I hopped and limped slowly through the dirt parking lot, passing a lush thicket edging the path, as John occasionally stopped to wait for me.

“You sure you’re all right?” he asked.

“No, but I will be,” I said, one of my stock, optimistic responses to injury. And I believed it, that I would be all right, even as I stood in John’s grandmother’s yard and peeled off the heavy, wet rubber to reveal a rapidly swelling knee that would no longer bend without agony. I wrapped a towel around myself and climbed into the car, using my hands to gently fold my double-sized leg into position, grateful that I wouldn’t need to move it to work the pedals. I opened the sunroof and wheeled back down the road, worry beginning to creep in. I hope I haven’t done any real damage.

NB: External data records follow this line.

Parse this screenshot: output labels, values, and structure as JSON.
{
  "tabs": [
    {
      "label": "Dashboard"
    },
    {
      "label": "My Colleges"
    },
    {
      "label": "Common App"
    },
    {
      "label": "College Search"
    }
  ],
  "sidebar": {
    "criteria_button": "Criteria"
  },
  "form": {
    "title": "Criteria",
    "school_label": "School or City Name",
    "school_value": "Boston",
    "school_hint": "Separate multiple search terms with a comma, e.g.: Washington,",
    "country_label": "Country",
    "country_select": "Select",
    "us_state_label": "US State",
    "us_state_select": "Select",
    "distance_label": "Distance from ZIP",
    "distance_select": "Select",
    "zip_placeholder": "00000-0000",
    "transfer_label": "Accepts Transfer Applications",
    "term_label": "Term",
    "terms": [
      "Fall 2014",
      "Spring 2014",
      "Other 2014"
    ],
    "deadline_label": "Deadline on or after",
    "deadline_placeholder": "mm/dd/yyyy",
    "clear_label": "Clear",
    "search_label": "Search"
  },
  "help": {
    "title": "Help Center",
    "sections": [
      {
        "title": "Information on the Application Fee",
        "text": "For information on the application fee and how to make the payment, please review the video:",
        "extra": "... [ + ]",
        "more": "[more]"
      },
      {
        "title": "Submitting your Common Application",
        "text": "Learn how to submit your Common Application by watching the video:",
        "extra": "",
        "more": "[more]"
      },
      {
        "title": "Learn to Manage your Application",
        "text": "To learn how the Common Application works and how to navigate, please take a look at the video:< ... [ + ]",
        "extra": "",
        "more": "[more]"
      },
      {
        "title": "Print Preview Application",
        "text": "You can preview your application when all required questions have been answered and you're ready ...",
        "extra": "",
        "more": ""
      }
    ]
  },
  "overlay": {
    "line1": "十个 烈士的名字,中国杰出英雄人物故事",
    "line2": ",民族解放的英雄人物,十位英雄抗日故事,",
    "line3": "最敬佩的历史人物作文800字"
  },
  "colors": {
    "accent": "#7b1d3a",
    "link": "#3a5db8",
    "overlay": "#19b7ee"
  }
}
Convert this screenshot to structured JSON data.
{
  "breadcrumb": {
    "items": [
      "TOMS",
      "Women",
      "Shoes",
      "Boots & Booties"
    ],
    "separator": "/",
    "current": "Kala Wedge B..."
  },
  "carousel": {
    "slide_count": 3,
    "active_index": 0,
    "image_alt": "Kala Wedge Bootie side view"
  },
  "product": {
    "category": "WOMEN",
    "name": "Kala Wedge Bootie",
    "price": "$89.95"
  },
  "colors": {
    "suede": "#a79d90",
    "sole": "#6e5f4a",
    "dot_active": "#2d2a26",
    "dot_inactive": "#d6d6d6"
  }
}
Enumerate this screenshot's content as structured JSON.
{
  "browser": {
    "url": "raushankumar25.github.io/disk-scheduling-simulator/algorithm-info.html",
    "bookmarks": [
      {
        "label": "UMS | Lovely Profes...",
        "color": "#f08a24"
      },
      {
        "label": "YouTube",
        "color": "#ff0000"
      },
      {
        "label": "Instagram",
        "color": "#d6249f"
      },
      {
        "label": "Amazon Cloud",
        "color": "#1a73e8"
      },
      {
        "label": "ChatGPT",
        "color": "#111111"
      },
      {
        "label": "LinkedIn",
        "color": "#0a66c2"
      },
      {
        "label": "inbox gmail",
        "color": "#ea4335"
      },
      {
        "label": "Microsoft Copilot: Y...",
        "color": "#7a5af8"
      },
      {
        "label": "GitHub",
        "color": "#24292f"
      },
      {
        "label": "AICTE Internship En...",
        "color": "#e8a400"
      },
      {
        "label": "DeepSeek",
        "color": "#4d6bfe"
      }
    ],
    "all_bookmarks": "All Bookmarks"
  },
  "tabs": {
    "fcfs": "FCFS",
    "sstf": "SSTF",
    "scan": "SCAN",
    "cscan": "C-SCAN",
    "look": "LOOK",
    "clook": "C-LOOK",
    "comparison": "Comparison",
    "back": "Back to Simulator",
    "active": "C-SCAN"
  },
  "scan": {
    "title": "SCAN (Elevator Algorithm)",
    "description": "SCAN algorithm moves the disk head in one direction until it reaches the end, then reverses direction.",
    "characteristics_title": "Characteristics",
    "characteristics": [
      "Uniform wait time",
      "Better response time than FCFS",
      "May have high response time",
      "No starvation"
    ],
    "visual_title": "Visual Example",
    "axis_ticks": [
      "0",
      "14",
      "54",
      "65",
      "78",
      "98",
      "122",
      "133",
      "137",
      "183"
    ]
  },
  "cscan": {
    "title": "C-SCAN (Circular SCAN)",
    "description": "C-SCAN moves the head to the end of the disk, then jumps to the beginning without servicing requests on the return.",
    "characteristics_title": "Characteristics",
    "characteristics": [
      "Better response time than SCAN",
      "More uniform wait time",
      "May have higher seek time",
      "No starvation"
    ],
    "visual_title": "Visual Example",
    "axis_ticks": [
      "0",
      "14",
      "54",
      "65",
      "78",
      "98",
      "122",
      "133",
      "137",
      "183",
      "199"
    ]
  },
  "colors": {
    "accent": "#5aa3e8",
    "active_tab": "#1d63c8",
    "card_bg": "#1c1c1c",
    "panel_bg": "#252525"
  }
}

I brushed it off, choosing to bask in the endorphin glow of the waves I’d ridden and focus on figuring out how to make my body more surf-ready. It wasn’t just that I couldn’t paddle fast enough. I couldn’t do anything well enough in this sport that I’d stubbornly latched on to with a conviction born of nothing but conviction. The mind was more than willing, but the flesh—oh, the flesh was going to need a lot of work.

 

 

4

 

In the Shaping Bay


October 2010–May 2011

 

 

It was late October and I was lying on a padded table in one of the many small beige treatment rooms of a physical therapy clinic near Columbus Circle in midtown Manhattan while a young woman wearing a white polo shirt and khakis jiggled my kneecap and pressed gently around it with her fingertips. The pop I’d felt as my knee twisted at my last surf lesson in Montauk turned out to be a sprain of the medial collateral ligament, a fibrous rope that connects the bottom of the thighbone to the top of the shinbone and plays a major role in stabilizing the knee. It’s a common enough injury, especially in contact sports, and is usually the result of a blow or a sharp twist that overstretches or even begins to tear the connective bands. The doctor wasn’t overly concerned, but the ligament still hadn’t healed after four boring weeks of using a cane, diligent RICE—rest, ice, compression, elevation—and gentle exer-cises like lying on my back and repeatedly flexing my knee against the floor, so he’d finally sent me to PT.